Rusyn appointed to NRC committees to evaluate human cancer hazard of formaldehyde and styrene
|April 04, 2013|
An environmental sciences and engineering professor at Gillings School of Global Public Health once again will lend his expertise to a national group of scientists charged with evaluating the validity of research about potentially carcinogenic chemicals.
Ivan Rusyn, MD, PhD, begins service this month as an appointed member of two new committees overseen by The National Academies’ National Research Council (NRC). Both committees will conduct scientific peer reviews of assessments presented in the National Toxicology Program 12th Report on Carcinogens, with special focus on literature published after June 10, 2011, the release date of the report. One committee will review the literature on formaldehyde the other, on the chemical styrene.
“I am honored to lend my expertise to the NRC,” Rusyn said. “These two committees will evaluate highly controversial issues concerning cancer hazard classification of formaldehyde and styrene, and the outcome of this review may have broad impacts on future regulatory action on these widely used industrial and environmental pollutants.”
Rusyn currently serves on several NRC committees, including the Committee on Toxicology, established in 1947 and one of the oldest at the NRC, and the Committee on Use of Emerging Science for Environmental Health Decisions.

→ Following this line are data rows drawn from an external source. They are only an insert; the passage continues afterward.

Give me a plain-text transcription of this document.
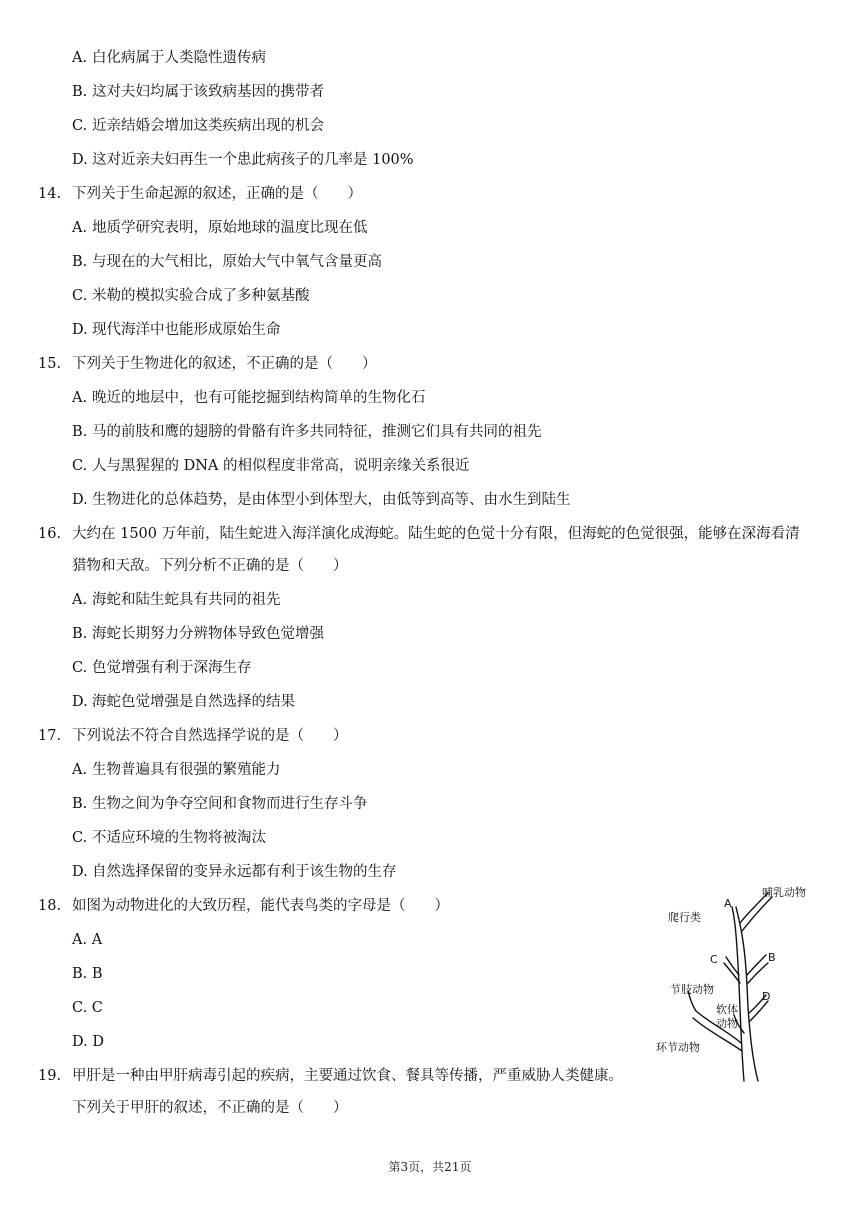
A. 白化病属于人类隐性遗传病
B. 这对夫妇均属于该致病基因的携带者
C. 近亲结婚会增加这类疾病出现的机会
D. 这对近亲夫妇再生一个患此病孩子的几率是 100%
14. 下列关于生命起源的叙述，正确的是（　　）
A. 地质学研究表明，原始地球的温度比现在低
B. 与现在的大气相比，原始大气中氧气含量更高
C. 米勒的模拟实验合成了多种氨基酸
D. 现代海洋中也能形成原始生命
15. 下列关于生物进化的叙述，不正确的是（　　）
A. 晚近的地层中，也有可能挖掘到结构简单的生物化石
B. 马的前肢和鹰的翅膀的骨骼有许多共同特征，推测它们具有共同的祖先
C. 人与黑猩猩的 DNA 的相似程度非常高，说明亲缘关系很近
D. 生物进化的总体趋势，是由体型小到体型大，由低等到高等、由水生到陆生
16. 大约在 1500 万年前，陆生蛇进入海洋演化成海蛇。陆生蛇的色觉十分有限，但海蛇的色觉很强，能够在深海看清
猎物和天敌。下列分析不正确的是（　　）
A. 海蛇和陆生蛇具有共同的祖先
B. 海蛇长期努力分辨物体导致色觉增强
C. 色觉增强有利于深海生存
D. 海蛇色觉增强是自然选择的结果
17. 下列说法不符合自然选择学说的是（　　）
A. 生物普遍具有很强的繁殖能力
B. 生物之间为争夺空间和食物而进行生存斗争
C. 不适应环境的生物将被淘汰
D. 自然选择保留的变异永远都有利于该生物的生存
18. 如图为动物进化的大致历程，能代表鸟类的字母是（　　）
A. A
B. B
C. C
D. D
A
哺乳动物
爬行类
C	B
节肢动物
D
软体
动物
环节动物
19. 甲肝是一种由甲肝病毒引起的疾病，主要通过饮食、餐具等传播，严重威胁人类健康。
下列关于甲肝的叙述，不正确的是（　　）
第3页，共21页
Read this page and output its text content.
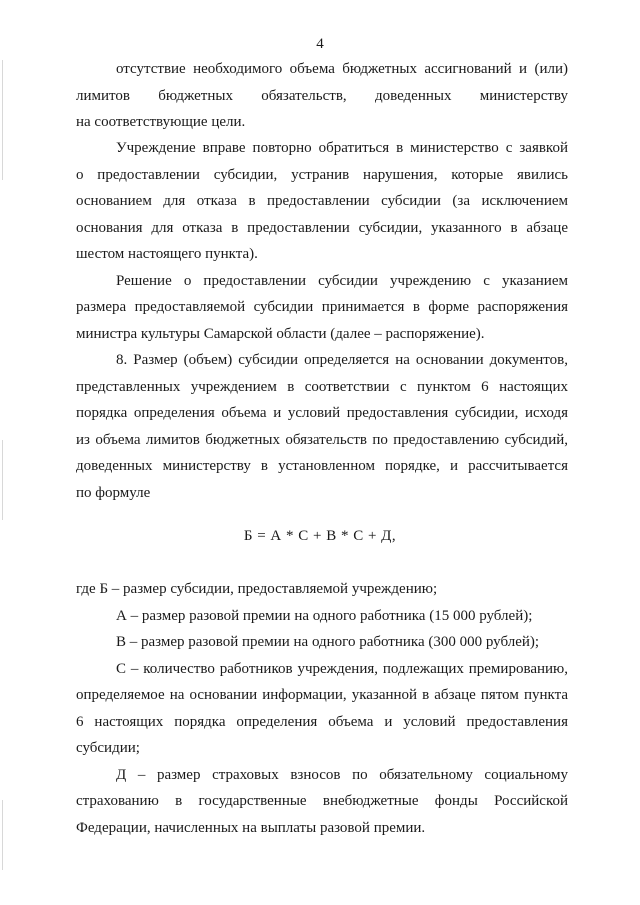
4
отсутствие необходимого объема бюджетных ассигнований и (или)
лимитов бюджетных обязательств, доведенных министерству
на соответствующие цели.
Учреждение вправе повторно обратиться в министерство с заявкой
о предоставлении субсидии, устранив нарушения, которые явились
основанием для отказа в предоставлении субсидии (за исключением
основания для отказа в предоставлении субсидии, указанного в абзаце
шестом настоящего пункта).
Решение о предоставлении субсидии учреждению с указанием
размера предоставляемой субсидии принимается в форме распоряжения
министра культуры Самарской области (далее – распоряжение).
8. Размер (объем) субсидии определяется на основании документов,
представленных учреждением в соответствии с пунктом 6 настоящих
порядка определения объема и условий предоставления субсидии, исходя
из объема лимитов бюджетных обязательств по предоставлению субсидий,
доведенных министерству в установленном порядке, и рассчитывается
по формуле
Б = А * С + В * С + Д,
где Б – размер субсидии, предоставляемой учреждению;
А – размер разовой премии на одного работника (15 000 рублей);
В – размер разовой премии на одного работника (300 000 рублей);
С – количество работников учреждения, подлежащих премированию,
определяемое на основании информации, указанной в абзаце пятом пункта
6 настоящих порядка определения объема и условий предоставления
субсидии;
Д – размер страховых взносов по обязательному социальному
страхованию в государственные внебюджетные фонды Российской
Федерации, начисленных на выплаты разовой премии.
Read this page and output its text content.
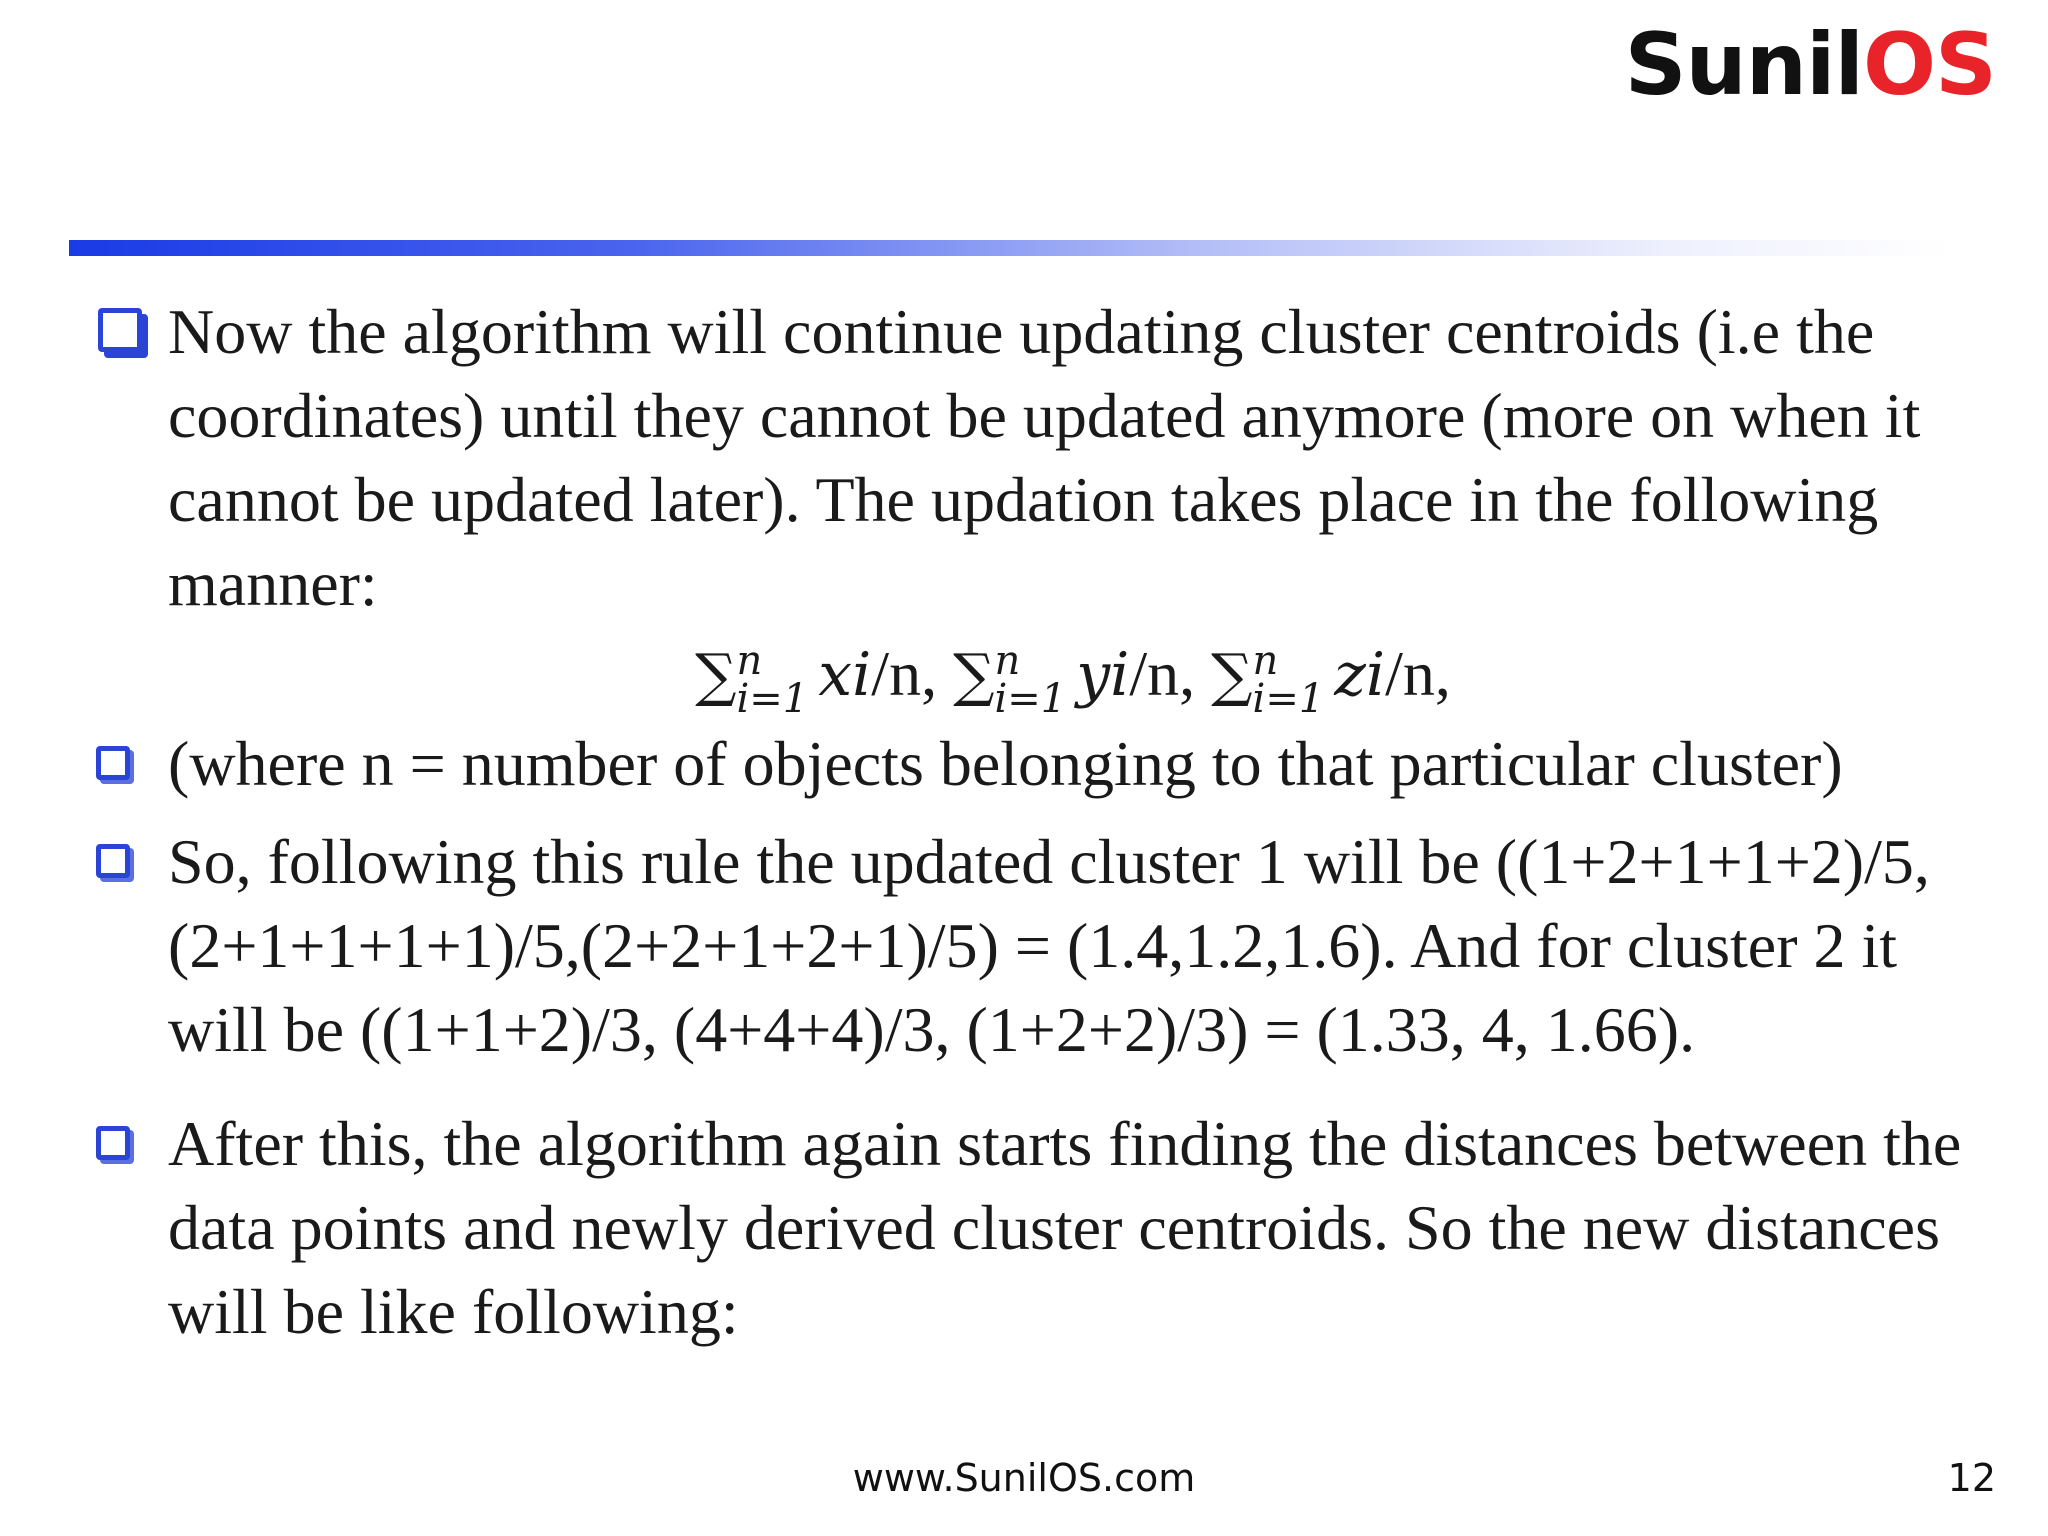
SunilOS
Now the algorithm will continue updating cluster centroids (i.e the coordinates) until they cannot be updated anymore (more on when it cannot be updated later). The updation takes place in the following manner:
∑ n
i=1 xi/n, ∑ n
i=1 yi/n, ∑ n
i=1 zi/n,
(where n = number of objects belonging to that particular cluster)
So, following this rule the updated cluster 1 will be ((1+2+1+1+2)/5, (2+1+1+1+1)/5,(2+2+1+2+1)/5) = (1.4,1.2,1.6). And for cluster 2 it will be ((1+1+2)/3, (4+4+4)/3, (1+2+2)/3) = (1.33, 4, 1.66).
After this, the algorithm again starts finding the distances between the data points and newly derived cluster centroids. So the new distances will be like following:
www.SunilOS.com	12
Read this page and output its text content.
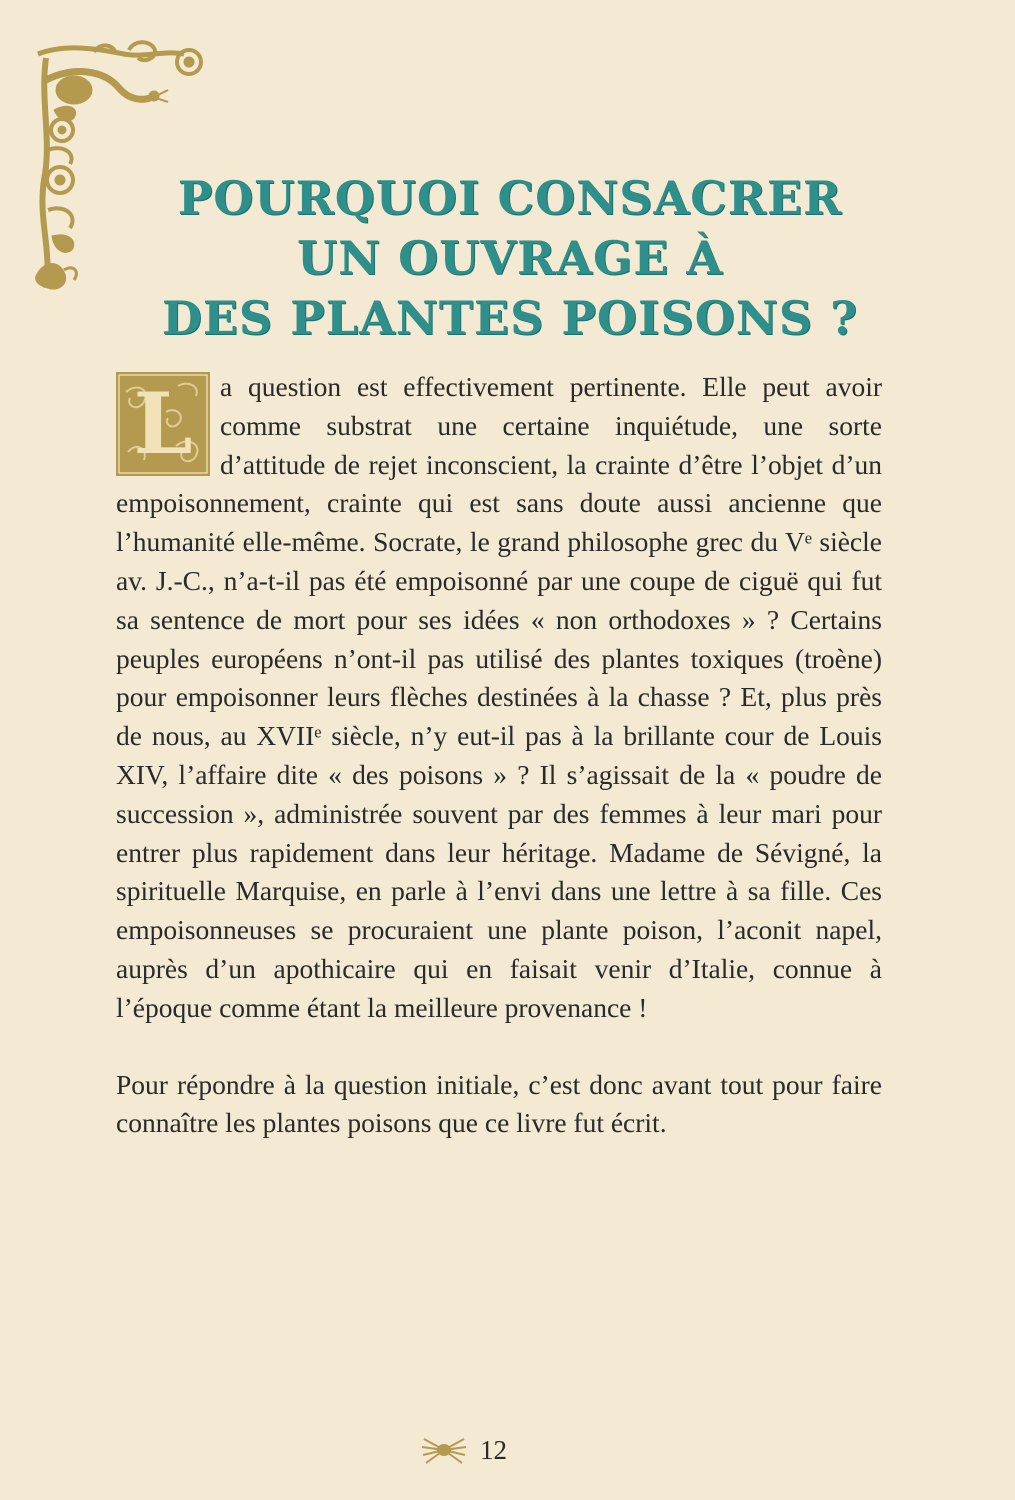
POURQUOI CONSACRER
UN OUVRAGE À
DES PLANTES POISONS ?

L a question est effectivement pertinente. Elle peut avoir comme substrat une certaine inquiétude, une sorte d’attitude de rejet inconscient, la crainte d’être l’objet d’un empoisonnement, crainte qui est sans doute aussi ancienne que l’humanité elle-même. Socrate, le grand philosophe grec du Vᵉ siècle av. J.-C., n’a-t-il pas été empoisonné par une coupe de ciguë qui fut sa sentence de mort pour ses idées « non orthodoxes » ? Certains peuples européens n’ont-il pas utilisé des plantes toxiques (troène) pour empoisonner leurs flèches destinées à la chasse ? Et, plus près de nous, au XVIIᵉ siècle, n’y eut-il pas à la brillante cour de Louis XIV, l’affaire dite « des poisons » ? Il s’agissait de la « poudre de succession », administrée souvent par des femmes à leur mari pour entrer plus rapidement dans leur héritage. Madame de Sévigné, la spirituelle Marquise, en parle à l’envi dans une lettre à sa fille. Ces empoisonneuses se procuraient une plante poison, l’aconit napel, auprès d’un apothicaire qui en faisait venir d’Italie, connue à l’époque comme étant la meilleure provenance !

Pour répondre à la question initiale, c’est donc avant tout pour faire connaître les plantes poisons que ce livre fut écrit.

12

He also served on NRC committees reviewing integrated risk information system (IRIS) risk assessments of perchloroethylene and formaldehyde.
“Professor Rusyn’s appointment to these committees are further evidence that he is recognized as a national leader in toxicology,” said Michael Aitken, PhD, professor and chair of the Gillings School’s Department of Environmental Sciences and Engineering. “The NRC committees charged with independent review of findings of the National Toxicology Program can be influential in the development of federal policies on human carcinogens.”
Rusyn’s research at UNC applies molecular, biochemical, genetic and genomics approaches to understanding how various poisons and pollutants in the environment can damage people’s organs – especially the liver – and potentially cause cancer.